For systems requiring millions of vectors or sub-millisecond retrieval at high concurrency, a dedicated vector database becomes the right call. This was not that system.
The similarity search
Queries run as cosine similarity searches using pgvector's <=> operator. The operator returns a cosine distance between 0 and 2. To convert this into a more intuitive similarity score, the search query transforms the result using 1 - (embedding <=> query_vector), producing a score between -1 and 1 where higher values indicate stronger similarity. The search term generated by the intent classifier is embedded using the same model and format as the stored products, then compared against the catalogue vectors. The top-K results are returned with their similarity scores for the quality classifier to evaluate.
One known limitation of cosine similarity is poor handling of negation. If a user says they do not want a specific type of product, the search may still return results related to that product because the embedding captures semantic proximity without understanding negation.

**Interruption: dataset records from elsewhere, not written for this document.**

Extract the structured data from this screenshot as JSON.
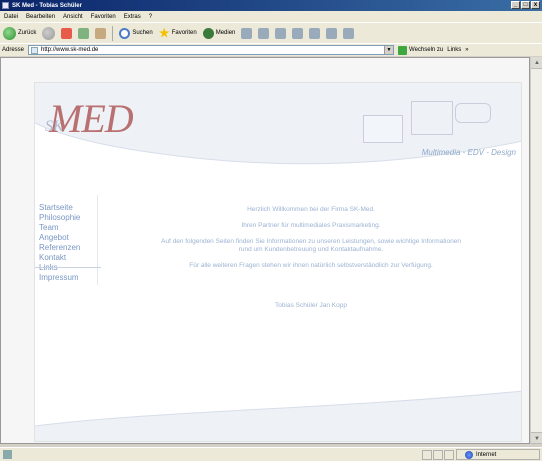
{
  "window": {
    "title": "SK Med - Tobias Schüler",
    "min": "_",
    "max": "□",
    "close": "x"
  },
  "menu": [
    "Datei",
    "Bearbeiten",
    "Ansicht",
    "Favoriten",
    "Extras",
    "?"
  ],
  "toolbar": {
    "back": "Zurück",
    "search": "Suchen",
    "favorites": "Favoriten",
    "media": "Medien"
  },
  "address": {
    "label": "Adresse",
    "url": "http://www.sk-med.de",
    "go": "Wechseln zu",
    "links": "Links"
  },
  "site": {
    "logo": "MED",
    "logo_prefix": "SK",
    "tagline": "Multimedia - EDV - Design",
    "nav": [
      "Startseite",
      "Philosophie",
      "Team",
      "Angebot",
      "Referenzen",
      "Kontakt",
      "Links",
      "Impressum"
    ],
    "content": {
      "welcome": "Herzlich Willkommen bei der Firma SK-Med.",
      "partner": "Ihren Partner für multimediales Praxismarketing.",
      "info": "Auf den folgenden Seiten finden Sie Informationen zu unseren Leistungen, sowie wichtige Informationen rund um Kundenbetreuung und Kontaktaufnahme.",
      "questions": "Für alle weiteren Fragen stehen wir ihnen natürlich selbstverständlich zur Verfügung.",
      "signature": "Tobias Schüler Jan Kopp"
    }
  },
  "status": {
    "zone": "Internet"
  }
}
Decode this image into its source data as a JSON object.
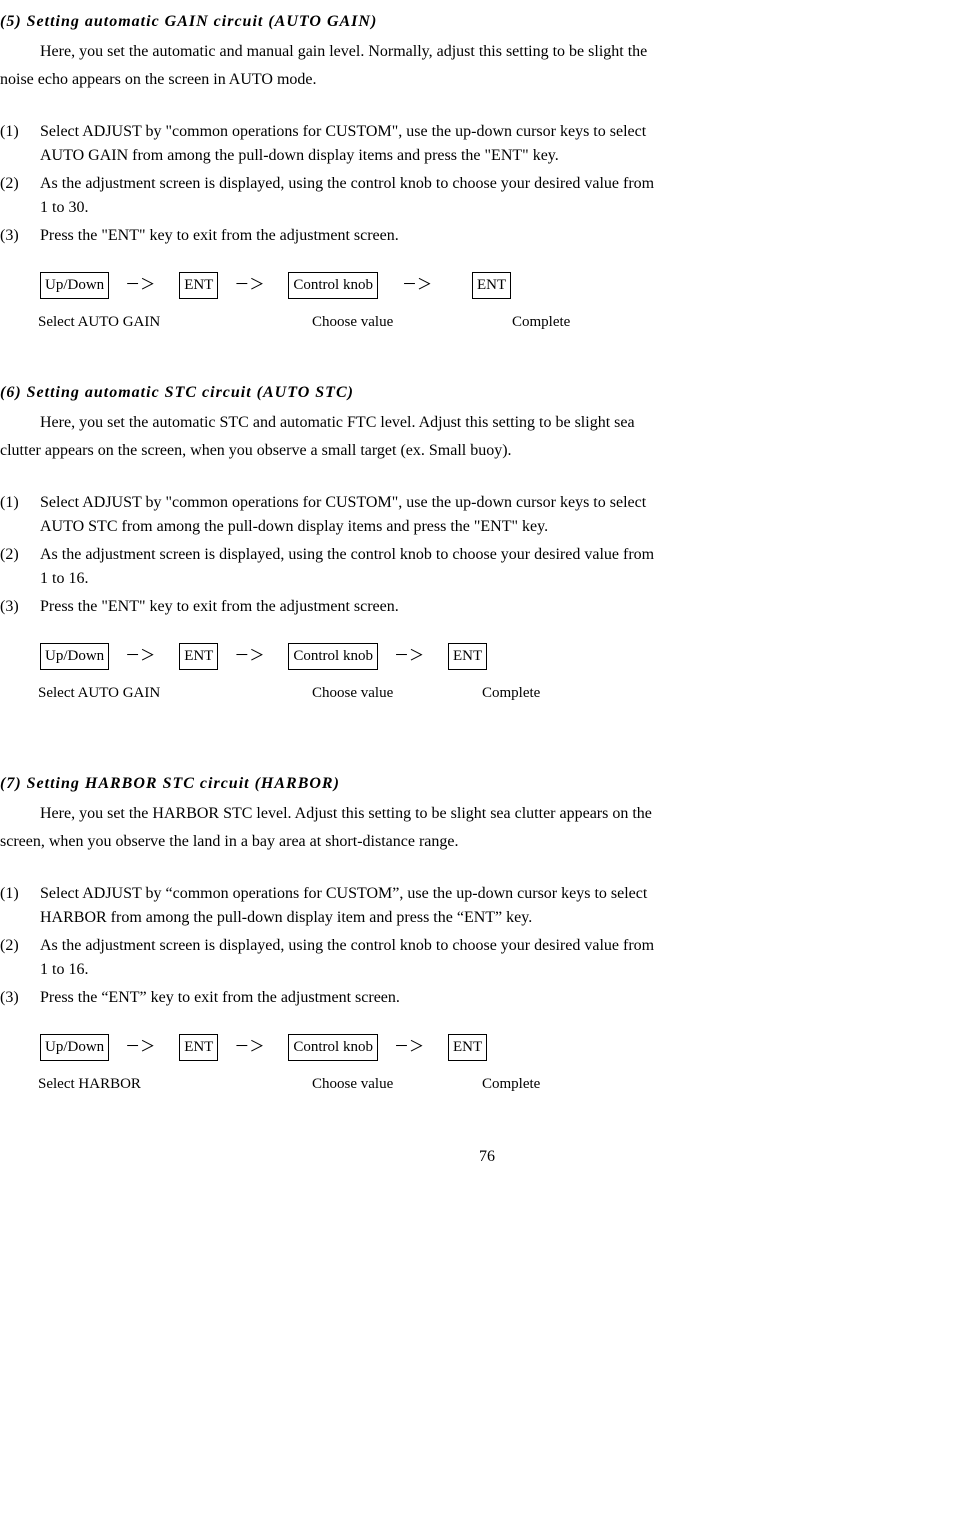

In practice this was handled at the generation stage, instructing the model to filter out irrelevant results from the context. A more robust solution would involve query rewriting before the vector search, detecting negation in the conversation and reformulating the search term to exclude the unwanted concepts, but this was not implemented in the production system.
Known Limitations
The current implementation has a few limitations worth acknowledging for anyone considering this approach in production.
Embedding caching: Every query generates a new OpenAI API call. At low volume this is negligible, but at scale repeated similar queries would benefit from caching embeddings to reduce both latency and cost.
Ingestion pipeline: The repository ingests products sequentially on startup for simplicity. The production system handled this differently: businesses uploaded their own product catalogues through the platform, triggering a background ingestion pipeline. The sequential approach is sufficient for local testing but is not representative of how ingestion works at real scale.
Cosine similarity and negation: As described in the previous section, the search does not handle negation well. Query rewriting before the vector search is the most promising direction for addressing this, though it was not implemented here.
Conclusion
This architecture was shaped by the constraints of early 2024, when reliable tool calling was not something you could build a production system on. The classifier approach solved that constraint but added its own complexity: multiple model calls per turn, a retry loop, and careful prompt engineering to keep each classifier focused.
Today I would approach this differently. Native tool calling has matured enough to be worth testing as a replacement for the intent detection step. But I do not think classifiers disappear entirely. The quality evaluation loop, where the system iterates toward a better search result rather than accepting the first one, solves a problem that tool calling does not address. The practical answer is probably a hybrid: native tool calls where the model's built-in capabilities are sufficient, and explicit classification steps where output precision matters enough to warrant the extra calls.
The extracted search implementation this article references is available at github.com/Jancera/rag-search. It covers the vector storage and similarity search backbone described here. The classifier architecture lives in the production system it was built for.